Some of the best techniques to break a person’s arm while fighting on the ground are the armbar lock from Judo and Brazilian Jiu Jitsu, and the Kimura from BJJ. One of the better ways to control your opponent on the ground is the Kuzure Kesa Gatame from Judo. So why won’t a Krav Maga practitioner find these moves in the Krav Maga system if they work so well? What kind of ground game does Krav Maga have?
I will start by saying that even though I have traveled many places throughout the world, I have yet to see streets made out of inch-and-a-half mats.
I say with sincerity that the two fighting systems I mentioned above are amazing fighting styles. But we have to remember that street fighting is very different from competitive fighting, with unknown threats, unknown obstacles, and no ability to stop the fight at will. As a well known fighter/celebrity in the BJJ world once told me: “In the street, I will definitely take my opponent down—but I would not go down to the ground.”

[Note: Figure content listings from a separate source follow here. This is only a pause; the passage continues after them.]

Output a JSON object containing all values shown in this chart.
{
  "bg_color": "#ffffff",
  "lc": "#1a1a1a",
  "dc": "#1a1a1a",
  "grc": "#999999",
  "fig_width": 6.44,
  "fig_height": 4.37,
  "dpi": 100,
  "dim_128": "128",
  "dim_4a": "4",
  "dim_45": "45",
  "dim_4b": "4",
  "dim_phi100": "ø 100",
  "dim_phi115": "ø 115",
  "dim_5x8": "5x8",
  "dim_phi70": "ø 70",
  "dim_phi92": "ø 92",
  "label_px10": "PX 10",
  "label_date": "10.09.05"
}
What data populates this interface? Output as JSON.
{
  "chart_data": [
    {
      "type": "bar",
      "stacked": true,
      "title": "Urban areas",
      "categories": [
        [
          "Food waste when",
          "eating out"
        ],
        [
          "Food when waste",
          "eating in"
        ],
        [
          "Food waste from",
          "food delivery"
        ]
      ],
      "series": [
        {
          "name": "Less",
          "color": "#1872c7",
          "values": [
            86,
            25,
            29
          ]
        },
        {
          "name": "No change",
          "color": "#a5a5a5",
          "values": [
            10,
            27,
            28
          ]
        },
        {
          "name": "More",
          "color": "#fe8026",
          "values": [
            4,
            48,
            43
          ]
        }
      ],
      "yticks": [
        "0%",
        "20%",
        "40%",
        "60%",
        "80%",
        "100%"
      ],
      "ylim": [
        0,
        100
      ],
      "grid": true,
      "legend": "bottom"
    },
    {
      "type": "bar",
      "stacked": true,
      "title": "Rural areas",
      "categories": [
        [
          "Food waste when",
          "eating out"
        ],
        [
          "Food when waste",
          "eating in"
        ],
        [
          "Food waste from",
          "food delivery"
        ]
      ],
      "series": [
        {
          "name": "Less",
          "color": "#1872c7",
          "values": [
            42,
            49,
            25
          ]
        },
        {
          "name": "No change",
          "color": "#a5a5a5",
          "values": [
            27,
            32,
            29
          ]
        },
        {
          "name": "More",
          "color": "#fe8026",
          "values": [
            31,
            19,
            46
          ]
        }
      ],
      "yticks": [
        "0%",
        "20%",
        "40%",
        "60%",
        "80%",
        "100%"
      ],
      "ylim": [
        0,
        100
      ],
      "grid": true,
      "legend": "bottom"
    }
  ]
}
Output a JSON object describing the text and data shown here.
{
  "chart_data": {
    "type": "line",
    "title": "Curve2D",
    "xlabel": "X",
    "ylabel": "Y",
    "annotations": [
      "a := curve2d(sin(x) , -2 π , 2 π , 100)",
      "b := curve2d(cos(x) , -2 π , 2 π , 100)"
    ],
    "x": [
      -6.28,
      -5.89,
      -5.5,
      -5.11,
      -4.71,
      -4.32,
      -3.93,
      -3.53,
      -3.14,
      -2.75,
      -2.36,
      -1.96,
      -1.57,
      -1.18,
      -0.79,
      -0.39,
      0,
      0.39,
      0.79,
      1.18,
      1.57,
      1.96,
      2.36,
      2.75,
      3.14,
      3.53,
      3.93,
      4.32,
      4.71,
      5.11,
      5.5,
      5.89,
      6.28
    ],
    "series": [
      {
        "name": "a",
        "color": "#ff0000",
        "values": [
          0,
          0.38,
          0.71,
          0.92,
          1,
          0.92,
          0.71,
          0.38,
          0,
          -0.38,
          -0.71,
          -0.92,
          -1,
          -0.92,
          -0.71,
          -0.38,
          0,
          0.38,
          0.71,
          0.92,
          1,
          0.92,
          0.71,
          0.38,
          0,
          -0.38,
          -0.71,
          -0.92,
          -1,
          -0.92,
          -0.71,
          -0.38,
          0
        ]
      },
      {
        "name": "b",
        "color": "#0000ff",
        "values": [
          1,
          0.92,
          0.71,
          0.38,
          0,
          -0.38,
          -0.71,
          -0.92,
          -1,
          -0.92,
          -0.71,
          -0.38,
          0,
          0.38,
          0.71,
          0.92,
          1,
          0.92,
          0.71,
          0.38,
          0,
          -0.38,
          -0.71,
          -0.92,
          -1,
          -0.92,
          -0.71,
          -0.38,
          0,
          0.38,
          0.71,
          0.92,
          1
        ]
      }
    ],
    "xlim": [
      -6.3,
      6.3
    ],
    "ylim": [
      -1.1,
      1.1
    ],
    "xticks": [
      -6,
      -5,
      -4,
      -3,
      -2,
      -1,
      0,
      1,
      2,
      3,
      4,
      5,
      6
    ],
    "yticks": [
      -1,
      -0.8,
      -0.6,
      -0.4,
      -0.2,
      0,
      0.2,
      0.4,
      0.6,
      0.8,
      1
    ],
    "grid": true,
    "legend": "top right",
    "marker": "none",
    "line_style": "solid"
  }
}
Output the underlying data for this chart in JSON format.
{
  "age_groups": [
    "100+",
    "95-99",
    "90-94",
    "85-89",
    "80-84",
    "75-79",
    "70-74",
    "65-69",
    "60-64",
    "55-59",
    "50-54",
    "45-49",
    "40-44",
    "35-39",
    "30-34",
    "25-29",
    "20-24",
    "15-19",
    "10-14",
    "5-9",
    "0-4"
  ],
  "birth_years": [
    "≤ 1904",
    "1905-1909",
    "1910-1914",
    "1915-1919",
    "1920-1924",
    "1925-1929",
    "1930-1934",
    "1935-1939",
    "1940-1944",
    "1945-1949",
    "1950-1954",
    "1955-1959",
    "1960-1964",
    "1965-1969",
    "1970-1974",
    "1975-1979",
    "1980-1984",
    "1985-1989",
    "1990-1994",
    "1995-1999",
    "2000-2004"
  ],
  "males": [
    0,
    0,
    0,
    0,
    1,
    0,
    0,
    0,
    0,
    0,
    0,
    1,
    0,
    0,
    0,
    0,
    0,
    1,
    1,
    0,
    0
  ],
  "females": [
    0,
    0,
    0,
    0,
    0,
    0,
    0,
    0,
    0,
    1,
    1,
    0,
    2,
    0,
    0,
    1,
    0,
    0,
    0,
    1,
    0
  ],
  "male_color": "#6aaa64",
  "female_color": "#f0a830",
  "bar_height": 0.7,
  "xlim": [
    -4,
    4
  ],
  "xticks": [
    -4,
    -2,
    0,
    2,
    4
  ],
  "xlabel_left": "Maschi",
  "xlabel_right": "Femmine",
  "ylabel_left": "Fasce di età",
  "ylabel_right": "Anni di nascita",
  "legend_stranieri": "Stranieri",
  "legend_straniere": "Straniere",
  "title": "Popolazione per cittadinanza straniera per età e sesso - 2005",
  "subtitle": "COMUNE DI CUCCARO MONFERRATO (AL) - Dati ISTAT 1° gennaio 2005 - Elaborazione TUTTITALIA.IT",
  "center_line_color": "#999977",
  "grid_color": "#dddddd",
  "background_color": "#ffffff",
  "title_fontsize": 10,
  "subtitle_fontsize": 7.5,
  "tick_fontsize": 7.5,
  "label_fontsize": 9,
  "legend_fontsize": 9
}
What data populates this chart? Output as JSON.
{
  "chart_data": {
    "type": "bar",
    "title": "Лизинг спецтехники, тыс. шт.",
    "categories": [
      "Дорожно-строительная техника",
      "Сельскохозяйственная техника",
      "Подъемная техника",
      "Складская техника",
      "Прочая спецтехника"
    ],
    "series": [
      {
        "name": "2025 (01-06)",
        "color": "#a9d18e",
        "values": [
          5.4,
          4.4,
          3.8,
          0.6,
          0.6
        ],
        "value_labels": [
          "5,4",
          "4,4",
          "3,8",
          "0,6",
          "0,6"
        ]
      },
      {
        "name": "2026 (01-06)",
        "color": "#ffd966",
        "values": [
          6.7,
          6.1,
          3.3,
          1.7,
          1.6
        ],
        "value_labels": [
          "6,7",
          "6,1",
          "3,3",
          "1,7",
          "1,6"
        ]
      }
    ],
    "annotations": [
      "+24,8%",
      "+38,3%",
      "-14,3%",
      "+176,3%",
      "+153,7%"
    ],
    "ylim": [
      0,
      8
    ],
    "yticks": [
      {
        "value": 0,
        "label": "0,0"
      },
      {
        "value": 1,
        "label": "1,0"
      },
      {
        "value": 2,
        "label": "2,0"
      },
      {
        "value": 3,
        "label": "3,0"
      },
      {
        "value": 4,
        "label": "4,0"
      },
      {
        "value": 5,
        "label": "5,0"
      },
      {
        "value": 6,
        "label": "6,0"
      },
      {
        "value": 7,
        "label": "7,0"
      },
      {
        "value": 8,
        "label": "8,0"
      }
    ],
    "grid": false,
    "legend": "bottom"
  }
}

In Krav Maga, there are a lot of takedown prevention techniques and drills. Krav Maga has ground techniques, but our philosophy is that if you’ve been taken down, the first rule is to get up as fast as possible. Regardless of your skill or ability, the exposure and danger on the ground is very high. Some risks of going to or staying on the ground in street fights are: the ground itself (fatal impact to the head when falling on concrete); multiple attackers, especially when one or more are standing while the defender is on the ground; and unseen weapons or objects used by one or more attackers.
There are ground techniques and moves in Krav Maga, but they are all followed with striking and are coupled with the essential goal of getting up as soon as possible. And there you go. This is why we don’t spend time on learning how to do an armbar, Kimura, or Kazure Kesa Gatame. To execute these (still effective ring techniques) means we must spend more time on the ground, on a dirty concrete sidewalk of some alley, or in the middle of downtown surrounded by strangers without knowing who will attack you next and break a bottle on your head or even push you into oncoming traffic.
Stay safe and standing.
So that one may walk in peace.
2 Responses to “Krav Maga and Ground Fighting”
Not learning how to do an arm bar, kimura or other basic ground submissions means that the person doesn’t know how to defend against one either. If a person gets attacked by someone with BJJ experience, they will be taken on the ground, and then what?
Thanks for your comment. As we state in the article, our curriculum does have defenses against ground submissions.